Didn’t Amy Schumer already invent those silent lady chips?
Last week, the world collectively groaned when PepsiCo CEO Indra Nooyi revealed that consumer insights about snacking has led her to believe that women don’t like crunchy chips and that PepsiCo (maker of chips like Doritos and Lay’s) will start making more “lady-friendly chips.” But little did PepsiCo know that Amy Schumer low-key invented silent lady chips in 2016 on her sketch show.
“They don’t like to crunch too loudly in public,” Nooyi revealed to Freakonomics Radio about what women like. “And they don’t lick their fingers generously and they don’t like to pour the little-broken pieces and the flavor into their mouth.”

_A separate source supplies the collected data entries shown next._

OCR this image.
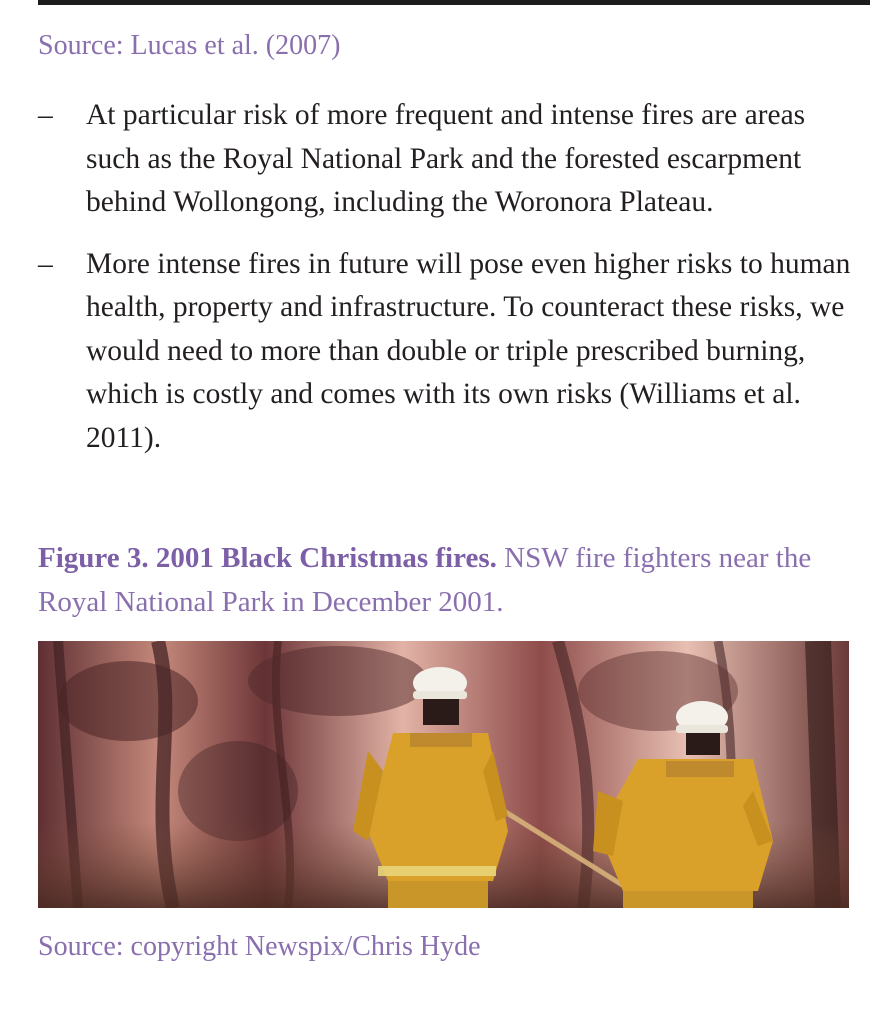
Source: Lucas et al. (2007)
–	At particular risk of more frequent and intense fires are areas such as the Royal National Park and the forested escarpment behind Wollongong, including the Woronora Plateau.
–	More intense fires in future will pose even higher risks to human health, property and infrastructure. To counteract these risks, we would need to more than double or triple prescribed burning, which is costly and comes with its own risks (Williams et al. 2011).
Figure 3. 2001 Black Christmas fires. NSW fire fighters near the Royal National Park in December 2001.
Source: copyright Newspix/Chris Hyde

Ugh, crunchy. So awful. Ugh, little broken pieces, what a nightmare. Insert collective eye roll here.
Nooyi also revealed that PepsiCo is developing chips for women that are “low-crunch, the full taste profile, [and] not have so much of the flavor stick on the fingers.”
The concept sounds a lot like the crunch-free chips Schumer came up with in a 2016 sketch on her show Inside Amy Schumer.
After PepsiCo’s lady-chips fiasco, Schumer quietly reminded everyone of her lady snacks sketch by posting the video on Instagram with the caption, “seems about right.” Schumer’s brilliant satire prodded at the shame women have been indoctrinated to feel about eating their entire lives. Schumer’s faux chip brand was called Shhhh-Nacks, and they featured “patented silencing technology,” which is excellent for women “trying to hide a hunger you can’t let anyone know about, because you’re humiliated by basic human desires.”
https://www.instagram.com/p/Be1o8laF-aE
While Schumer’s video pokes fun at the shame that often surrounds women and food, it’s ridiculous that a giant chip manufacturer is actually indulging the idea in a real way. Hey ladies, let’s make a pact to eat our chips at full volume from now on, okay? Cool. Societal pressures be damned.